A key challenge in designing appropriate evaluation metrics for time series anomaly detection lies in the fact that anomalies are almost always time frames rather than discrete points. Thus, while it is easy to compute pointwise (PW) fit rates, recall rates, and F1 scores for predicted anomaly label sequences compared to correct label sequences, these metrics do not reflect the quantities of interest to human operators.

We propose a point adjustment (PA) metric as a solution to this problem. If any point in the positive dissimilarity window is labeled as dissimilar, then all points in the segment are treated as true positives. If the window is not flagged as an anomaly, then all points are labeled as false negatives. Anomalies predicted outside the anomaly window are treated as false positives. The goodness of fit, repeatability, and F1 can be calculated based on these adjusted true/false positive/negative counts. However, the drawback of the PA metric is that it is biased towards reward models for detecting long anomalies rather than short anomalies.

An alternative is the updated point adjustment (RPA) metric. In this case, if any point in the positive dissimilarity window is labeled as dissimilar, a single true positive is registered. If the window is not flagged as dissimilar, then one false positive is recorded. Any anomaly predicted outside the anomaly window will be treated as a false positive.


Since Merlion is a library, it is equipped with various methods as described so far, but since a performance comparison is performed here, it is better to refer to it when selecting.

We show benchmark results generated using Merlion with a popular baseline model across several time-series datasets.

univariate forecasting

We primarily evaluate our models on the M4 benchmark, a reputable time series forecasting competition. The dataset contains 100,000-time series from a variety of domains, including financial, industry, and demographic forecasting, with sampling frequencies ranging from hourly to yearly. The sampling frequency ranges from hourly to yearly; Table 2 summarizes the dataset. In addition, we evaluate three internal datasets of cloud KPIs, which are described in Table 3. To reduce the impact of outliers, we show both the mean and median MAPE for each method.
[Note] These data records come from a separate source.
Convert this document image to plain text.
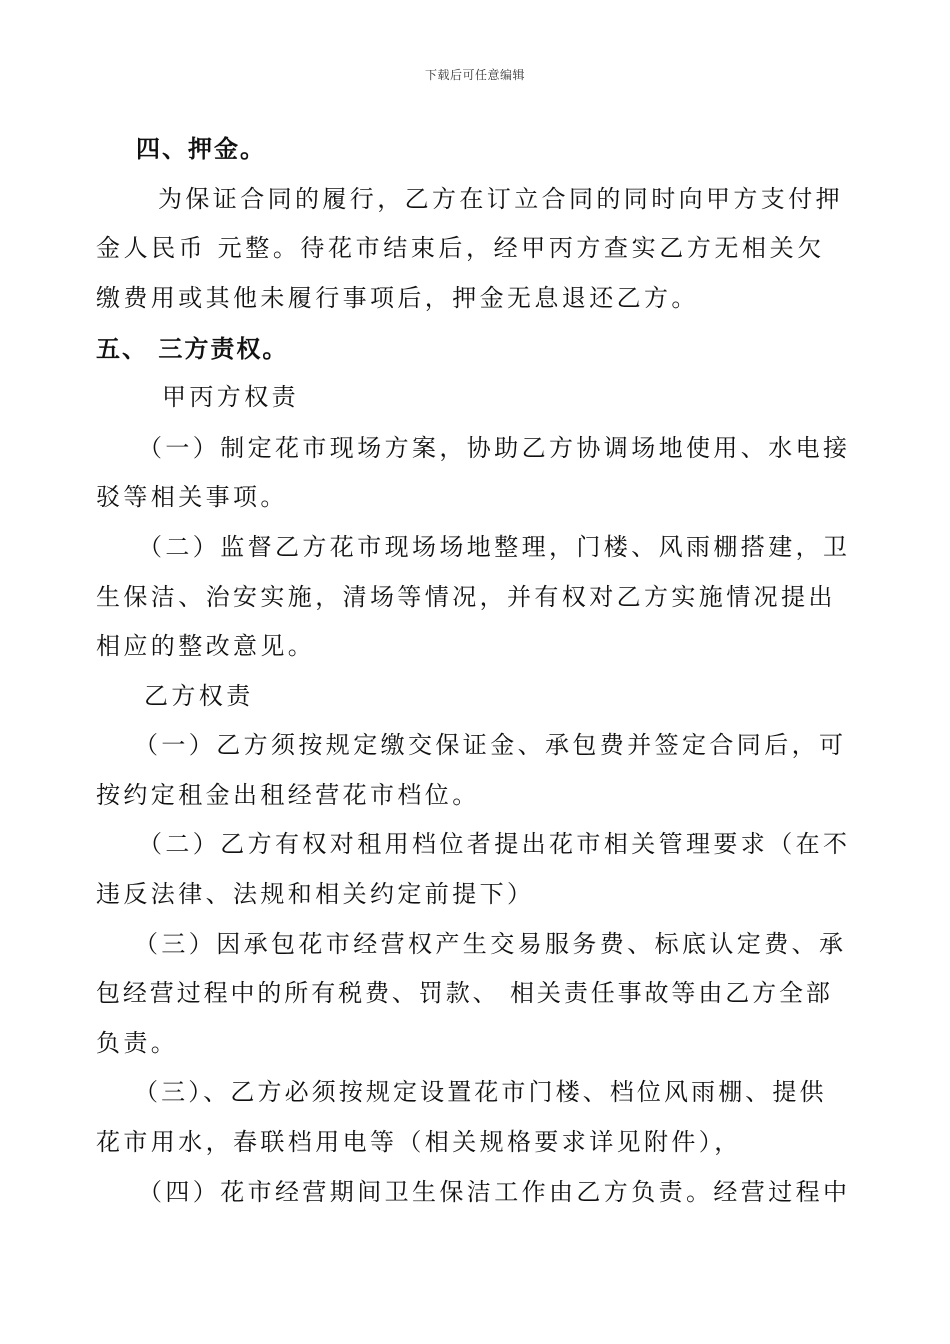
下载后可任意编辑
四、押金。
为保证合同的履行，乙方在订立合同的同时向甲方支付押
金人民币 元整。待花市结束后，经甲丙方查实乙方无相关欠
缴费用或其他未履行事项后，押金无息退还乙方。
五、 三方责权。
甲丙方权责
（一）制定花市现场方案，协助乙方协调场地使用、水电接
驳等相关事项。
（二）监督乙方花市现场场地整理，门楼、风雨棚搭建，卫
生保洁、治安实施，清场等情况，并有权对乙方实施情况提出
相应的整改意见。
乙方权责
（一）乙方须按规定缴交保证金、承包费并签定合同后，可
按约定租金出租经营花市档位。
（二）乙方有权对租用档位者提出花市相关管理要求（在不
违反法律、法规和相关约定前提下）
（三）因承包花市经营权产生交易服务费、标底认定费、承
包经营过程中的所有税费、罚款、 相关责任事故等由乙方全部
负责。
（三）、乙方必须按规定设置花市门楼、档位风雨棚、提供
花市用水，春联档用电等（相关规格要求详见附件），
（四）花市经营期间卫生保洁工作由乙方负责。经营过程中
We compare ARIMA, Prophet (Taylor and Letham, 2017), ETS (Error, Trend, Seasonality), and MSES. These are implemented using merlion. module.

Tables 4 and 5 show the performance of each model on the public and internal datasets, respectively; Table 6 shows the average improvement achieved using the autoML module.

multivariate forecasting

We collect a public dataset and an internal dataset (Table 7) and train the model by training partitioning of the data. For some datasets, we resample the data at a specified granularity. For each time series, we train the model in training partitions and predict the first univariate as the target sequence. We do not retrain the model but use the evaluation pipeline to incrementally obtain forecasts for test splits using a rolling window. Predict the time series values for the next three timestamps while conditioning the prediction on the previous 21 timestamps. We obtain these 3-step predictions for all timestamps of the test split and evaluate the quality of the predictions using sMAPE if possible, otherwise using RMSE.

The multivariate predictive models used are based on autoregressive and decision tree ensemble algorithms. We compare the VAR, the GB Forecaster based on the gradient boosting algorithm, and the RF Forecaster based on the random forest algorithm.

Table 8 shows the performance of each model. GBForecaster achieves the best results on three of the four data sets. The VAR model shows competitive performance on only one data set. For this reason, we consider GBForecaster to be a good "default" model for new users and early exploration.